« Ne pas vouloir d’enfants ne devrait pas choquer »
À 32 ans, Merve Yılmaz préfère se consacrer à sa carrière et à son couple plutôt qu’à la maternité. Un choix personnel qui s’inscrit dans un contexte où les naissances diminuent en Belgique.

Mariée depuis six ans, Merve Yılmaz n’a pourtant aucune envie de devenir mère pour l’instant. À 32 ans, la jeune brune au regard assuré et au sourire discret, chargée de communication reconnue pour son sens de l’organisation et sa créativité, revendique le droit de choisir son propre rythme de vie et préfère se consacrer à sa carrière et à son couple. Calme mais déterminée, elle assume pleinement ses choix de vie. Un choix individuel qui reflète une tendance plus large : en Belgique, 108 696 naissances ont été enregistrées en 2025, soit 3,4 % de moins que la moyenne des années précédentes, selon les chiffres de Statbel.

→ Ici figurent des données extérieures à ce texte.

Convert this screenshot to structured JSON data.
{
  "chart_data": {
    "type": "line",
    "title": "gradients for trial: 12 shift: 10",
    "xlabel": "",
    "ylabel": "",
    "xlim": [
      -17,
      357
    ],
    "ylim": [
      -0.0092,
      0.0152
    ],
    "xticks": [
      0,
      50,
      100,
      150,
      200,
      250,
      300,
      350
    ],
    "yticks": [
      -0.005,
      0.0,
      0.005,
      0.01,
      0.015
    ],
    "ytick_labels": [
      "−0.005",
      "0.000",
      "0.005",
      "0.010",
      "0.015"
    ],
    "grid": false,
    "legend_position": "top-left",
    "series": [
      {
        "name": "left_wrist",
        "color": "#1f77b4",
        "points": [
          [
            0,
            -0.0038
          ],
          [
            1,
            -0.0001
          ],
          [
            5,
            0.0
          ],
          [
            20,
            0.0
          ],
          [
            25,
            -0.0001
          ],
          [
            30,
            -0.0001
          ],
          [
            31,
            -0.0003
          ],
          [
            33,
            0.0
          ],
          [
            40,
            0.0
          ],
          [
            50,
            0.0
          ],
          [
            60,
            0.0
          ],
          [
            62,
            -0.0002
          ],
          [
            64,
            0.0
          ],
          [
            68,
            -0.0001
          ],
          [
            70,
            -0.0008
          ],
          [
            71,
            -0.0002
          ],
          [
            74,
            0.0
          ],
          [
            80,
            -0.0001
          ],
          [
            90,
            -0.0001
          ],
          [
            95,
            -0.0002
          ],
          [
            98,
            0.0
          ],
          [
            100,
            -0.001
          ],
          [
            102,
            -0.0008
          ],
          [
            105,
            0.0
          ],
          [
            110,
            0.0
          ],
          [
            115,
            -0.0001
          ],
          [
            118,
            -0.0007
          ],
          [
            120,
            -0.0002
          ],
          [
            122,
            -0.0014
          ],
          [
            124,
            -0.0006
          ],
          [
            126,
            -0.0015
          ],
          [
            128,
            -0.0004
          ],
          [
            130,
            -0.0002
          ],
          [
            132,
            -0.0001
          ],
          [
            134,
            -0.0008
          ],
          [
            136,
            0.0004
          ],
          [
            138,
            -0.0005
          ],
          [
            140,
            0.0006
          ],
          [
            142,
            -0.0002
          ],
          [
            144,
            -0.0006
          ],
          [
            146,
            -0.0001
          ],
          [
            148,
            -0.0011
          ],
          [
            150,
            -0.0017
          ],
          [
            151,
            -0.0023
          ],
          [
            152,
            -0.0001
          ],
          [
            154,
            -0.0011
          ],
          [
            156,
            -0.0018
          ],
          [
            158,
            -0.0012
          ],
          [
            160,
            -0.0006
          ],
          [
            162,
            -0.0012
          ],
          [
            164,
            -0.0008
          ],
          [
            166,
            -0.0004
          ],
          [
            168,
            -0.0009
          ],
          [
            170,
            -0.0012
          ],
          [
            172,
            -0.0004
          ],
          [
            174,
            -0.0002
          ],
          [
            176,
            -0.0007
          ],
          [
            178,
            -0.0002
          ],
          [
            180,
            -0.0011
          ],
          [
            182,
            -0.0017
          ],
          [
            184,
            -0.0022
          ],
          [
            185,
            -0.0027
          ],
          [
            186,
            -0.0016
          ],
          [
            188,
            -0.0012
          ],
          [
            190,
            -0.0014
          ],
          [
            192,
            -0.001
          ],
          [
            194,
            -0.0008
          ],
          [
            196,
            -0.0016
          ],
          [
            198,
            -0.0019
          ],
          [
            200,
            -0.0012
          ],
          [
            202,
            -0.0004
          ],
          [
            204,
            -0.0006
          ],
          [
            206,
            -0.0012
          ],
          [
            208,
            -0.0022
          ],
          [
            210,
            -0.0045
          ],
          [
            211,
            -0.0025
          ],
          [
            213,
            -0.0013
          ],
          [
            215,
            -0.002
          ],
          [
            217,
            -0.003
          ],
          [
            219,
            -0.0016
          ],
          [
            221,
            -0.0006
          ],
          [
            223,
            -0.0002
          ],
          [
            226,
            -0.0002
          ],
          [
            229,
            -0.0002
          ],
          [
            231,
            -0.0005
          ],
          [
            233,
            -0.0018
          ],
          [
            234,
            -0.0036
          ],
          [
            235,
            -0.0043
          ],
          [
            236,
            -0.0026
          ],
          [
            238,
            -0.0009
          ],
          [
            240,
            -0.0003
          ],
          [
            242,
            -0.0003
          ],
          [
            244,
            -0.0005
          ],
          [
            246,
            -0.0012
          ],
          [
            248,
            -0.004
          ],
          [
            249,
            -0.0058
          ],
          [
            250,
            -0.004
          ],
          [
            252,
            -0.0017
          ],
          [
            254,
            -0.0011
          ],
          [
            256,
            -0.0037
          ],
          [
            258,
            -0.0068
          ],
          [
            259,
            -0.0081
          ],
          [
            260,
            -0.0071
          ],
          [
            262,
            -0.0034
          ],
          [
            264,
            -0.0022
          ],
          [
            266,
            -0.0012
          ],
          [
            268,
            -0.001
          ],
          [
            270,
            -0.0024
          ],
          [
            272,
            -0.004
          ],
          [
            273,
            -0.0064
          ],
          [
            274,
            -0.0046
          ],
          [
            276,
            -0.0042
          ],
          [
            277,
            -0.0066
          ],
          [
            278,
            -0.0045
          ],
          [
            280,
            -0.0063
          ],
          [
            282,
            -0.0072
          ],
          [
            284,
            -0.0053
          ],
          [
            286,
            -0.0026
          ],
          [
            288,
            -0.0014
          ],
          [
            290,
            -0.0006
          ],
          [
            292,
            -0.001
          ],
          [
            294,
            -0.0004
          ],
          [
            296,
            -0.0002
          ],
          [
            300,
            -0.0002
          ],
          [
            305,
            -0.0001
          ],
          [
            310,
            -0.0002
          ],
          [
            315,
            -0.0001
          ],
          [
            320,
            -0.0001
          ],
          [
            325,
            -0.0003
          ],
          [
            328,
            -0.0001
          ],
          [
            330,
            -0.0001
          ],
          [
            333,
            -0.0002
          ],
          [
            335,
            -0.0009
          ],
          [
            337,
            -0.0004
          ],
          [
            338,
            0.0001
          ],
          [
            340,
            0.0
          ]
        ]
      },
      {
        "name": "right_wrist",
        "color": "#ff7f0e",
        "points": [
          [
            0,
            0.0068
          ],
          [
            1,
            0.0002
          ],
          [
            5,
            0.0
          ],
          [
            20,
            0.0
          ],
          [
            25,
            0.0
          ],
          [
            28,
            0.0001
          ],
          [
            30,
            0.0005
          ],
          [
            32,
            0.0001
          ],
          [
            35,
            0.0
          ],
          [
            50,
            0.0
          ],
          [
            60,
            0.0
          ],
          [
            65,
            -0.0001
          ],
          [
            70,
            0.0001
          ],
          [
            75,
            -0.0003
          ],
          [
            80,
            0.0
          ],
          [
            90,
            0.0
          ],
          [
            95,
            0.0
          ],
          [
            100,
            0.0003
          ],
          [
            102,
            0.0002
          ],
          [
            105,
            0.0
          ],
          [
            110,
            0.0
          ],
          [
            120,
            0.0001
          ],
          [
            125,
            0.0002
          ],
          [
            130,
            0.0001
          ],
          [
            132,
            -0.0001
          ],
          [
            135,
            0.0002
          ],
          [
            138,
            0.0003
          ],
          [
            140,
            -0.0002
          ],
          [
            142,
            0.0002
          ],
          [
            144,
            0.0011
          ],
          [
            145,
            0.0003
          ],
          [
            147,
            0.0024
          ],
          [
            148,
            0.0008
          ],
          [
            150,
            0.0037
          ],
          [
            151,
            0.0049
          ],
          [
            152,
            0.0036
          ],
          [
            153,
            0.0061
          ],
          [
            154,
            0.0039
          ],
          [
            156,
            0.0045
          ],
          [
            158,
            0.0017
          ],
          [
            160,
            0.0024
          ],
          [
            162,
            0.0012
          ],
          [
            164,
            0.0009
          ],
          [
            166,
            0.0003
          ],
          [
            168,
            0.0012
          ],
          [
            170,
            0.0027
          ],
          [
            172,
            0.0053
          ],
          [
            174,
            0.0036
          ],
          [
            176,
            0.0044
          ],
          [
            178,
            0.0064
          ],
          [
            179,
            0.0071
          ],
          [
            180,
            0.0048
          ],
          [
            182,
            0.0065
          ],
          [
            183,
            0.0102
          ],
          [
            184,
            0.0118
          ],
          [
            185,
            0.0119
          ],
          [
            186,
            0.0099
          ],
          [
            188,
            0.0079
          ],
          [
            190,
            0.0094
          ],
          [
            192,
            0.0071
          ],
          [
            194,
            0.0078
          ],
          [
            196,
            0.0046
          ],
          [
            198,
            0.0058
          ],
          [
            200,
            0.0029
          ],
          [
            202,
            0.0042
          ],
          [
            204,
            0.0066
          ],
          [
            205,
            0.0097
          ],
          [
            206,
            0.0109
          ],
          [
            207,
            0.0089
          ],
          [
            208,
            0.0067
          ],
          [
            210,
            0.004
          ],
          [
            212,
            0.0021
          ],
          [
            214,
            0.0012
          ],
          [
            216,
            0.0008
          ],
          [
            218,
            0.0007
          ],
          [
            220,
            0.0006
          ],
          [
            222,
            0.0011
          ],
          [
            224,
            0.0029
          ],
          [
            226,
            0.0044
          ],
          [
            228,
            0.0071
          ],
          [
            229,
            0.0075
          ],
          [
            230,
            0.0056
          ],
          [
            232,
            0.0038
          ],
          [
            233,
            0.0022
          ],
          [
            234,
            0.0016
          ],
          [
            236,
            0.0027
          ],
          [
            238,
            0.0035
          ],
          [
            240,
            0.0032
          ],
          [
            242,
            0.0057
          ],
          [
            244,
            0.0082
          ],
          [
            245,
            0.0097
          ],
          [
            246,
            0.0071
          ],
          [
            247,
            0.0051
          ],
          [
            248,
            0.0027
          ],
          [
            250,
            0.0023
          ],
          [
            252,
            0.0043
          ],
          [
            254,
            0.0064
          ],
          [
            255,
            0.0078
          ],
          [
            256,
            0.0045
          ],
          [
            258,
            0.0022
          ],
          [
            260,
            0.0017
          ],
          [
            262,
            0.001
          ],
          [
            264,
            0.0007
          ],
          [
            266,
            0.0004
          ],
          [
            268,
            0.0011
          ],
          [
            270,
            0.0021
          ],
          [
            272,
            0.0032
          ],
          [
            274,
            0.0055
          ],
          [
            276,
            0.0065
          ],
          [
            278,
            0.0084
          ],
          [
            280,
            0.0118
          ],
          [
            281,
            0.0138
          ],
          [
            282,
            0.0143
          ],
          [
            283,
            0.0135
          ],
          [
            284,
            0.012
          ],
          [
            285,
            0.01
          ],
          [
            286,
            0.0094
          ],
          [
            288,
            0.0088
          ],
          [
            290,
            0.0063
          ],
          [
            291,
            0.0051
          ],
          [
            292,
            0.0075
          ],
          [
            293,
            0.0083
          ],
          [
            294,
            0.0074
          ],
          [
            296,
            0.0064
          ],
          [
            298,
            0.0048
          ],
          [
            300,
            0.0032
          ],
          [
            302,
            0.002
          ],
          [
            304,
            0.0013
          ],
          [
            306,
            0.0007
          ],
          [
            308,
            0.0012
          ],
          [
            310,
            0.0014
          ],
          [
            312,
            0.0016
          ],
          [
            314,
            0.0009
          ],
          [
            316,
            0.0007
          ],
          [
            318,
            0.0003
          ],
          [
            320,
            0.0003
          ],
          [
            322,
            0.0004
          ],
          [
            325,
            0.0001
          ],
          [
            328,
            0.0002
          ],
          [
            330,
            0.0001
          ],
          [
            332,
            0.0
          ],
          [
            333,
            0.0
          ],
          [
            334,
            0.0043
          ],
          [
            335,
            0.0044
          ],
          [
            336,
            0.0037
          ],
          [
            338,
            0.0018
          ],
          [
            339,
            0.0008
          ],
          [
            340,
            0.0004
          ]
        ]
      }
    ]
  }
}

« Je n’ai pas à me justifier », affirme Merve d’un ton posé mais assuré. Mariée depuis six ans, elle assume avec détermination de ne pas vouloir d’enfant pour l’instant. Elle n’a qu’une seule idée en tête : « se construire elle-même avant de construire une famille ». Ambitieuse et réfléchie, la jeune femme préfère aujourd’hui se concentrer sur sa carrière et sur son couple plutôt que de reproduire le schéma familial dans lequel elle a grandi. Un choix qui illustre les nouvelles priorités d’une génération.
Ayant grandi dans une famille très traditionnelle, la jeune trentenaire au regard sombre et à l’allure confiante a longtemps été entourée de familles nombreuses. Avec près de dix oncles et tantes et de nombreux cousins, elle a très tôt été habituée à célébrer régulièrement la naissance de nouveaux membres de sa famille. Enfant, sa mère lui répétait souvent de bien manger pour « avoir plein de petits bébés ». Une phrase prononcée avec humour, mais qui traduisait aussi des attentes profondément ancrées dans son entourage.
La famille a-t-elle son mot à dire ?
La pression s’est accentuée lors de l’annonce de son mariage. Ses beaux-parents, attachés à des valeurs familiales traditionnelles, ne comprennent pas ce choix et le jugent égoïste. Mais Merve, indépendante et sûre d’elle, ne se laisse pas déstabiliser.
C’est en commençant ses études supérieures que la Bruxelloise, a progressivement compris qu’elle ne souhaitait pas avoir d’enfants avant longtemps. Cette période marque un tournant dans sa vie. Elle découvre de nouvelles perspectives et construit peu à peu son propre projet de vie. Aujourd’hui, dans son travail de chargée de communication “où elle jongle entre gestion de projets, organisation et créativité” elle dit avoir trouvé un équilibre qui lui correspond.
« S’il m’arrivait d’avoir un enfant aujourd’hui, ma carrière s’arrêterait, ce que je ne souhaite pas pour le moment. Je n’aurais plus le temps de travailler ni de prendre du temps pour moi. Je devrais sacrifier énormément de mon temps et, si j’ai un enfant un jour, je voudrais pouvoir lui donner toute l’attention et l’amour qu’il mérite », explique-t-elle.
Son mari, Gilles Verhulst, partage la même vision. Lui non plus ne comprend pas la pression souvent exercée sur les couples mariés pour avoir un enfant à tout prix. Pour le couple, la parentalité n’est pas exclue, mais elle ne constitue simplement pas une priorité immédiate.
La Gen Z redéfinit les priorités

2025 affiche 3,4 % de naissances en moins que la moyenne. Cela représente quelque 3 768 naissances de moins que la moyenne sur la période 2021-2024. Ces chiffres n’inquiètent aucunement la travailleuse en communication car, selon elle, les mentalités évoluent et les priorités changent. Elle a souvent pensé qu’il faut se préparer pour accueillir un nouveau-né afin de le traiter correctement et qu’il serait inconscient d’enfanter seulement pour plaire à l’ancienne génération. Ils devront « patienter s’ils veulent avoir de petits-enfants, car ce choix ne les concerne pas. »
Peut-être qu’un jour Merve changera d’avis. Mais pour l’instant, une chose est certaine : pour elle, ne pas vouloir d’enfant ne devrait tout simplement pas choquer.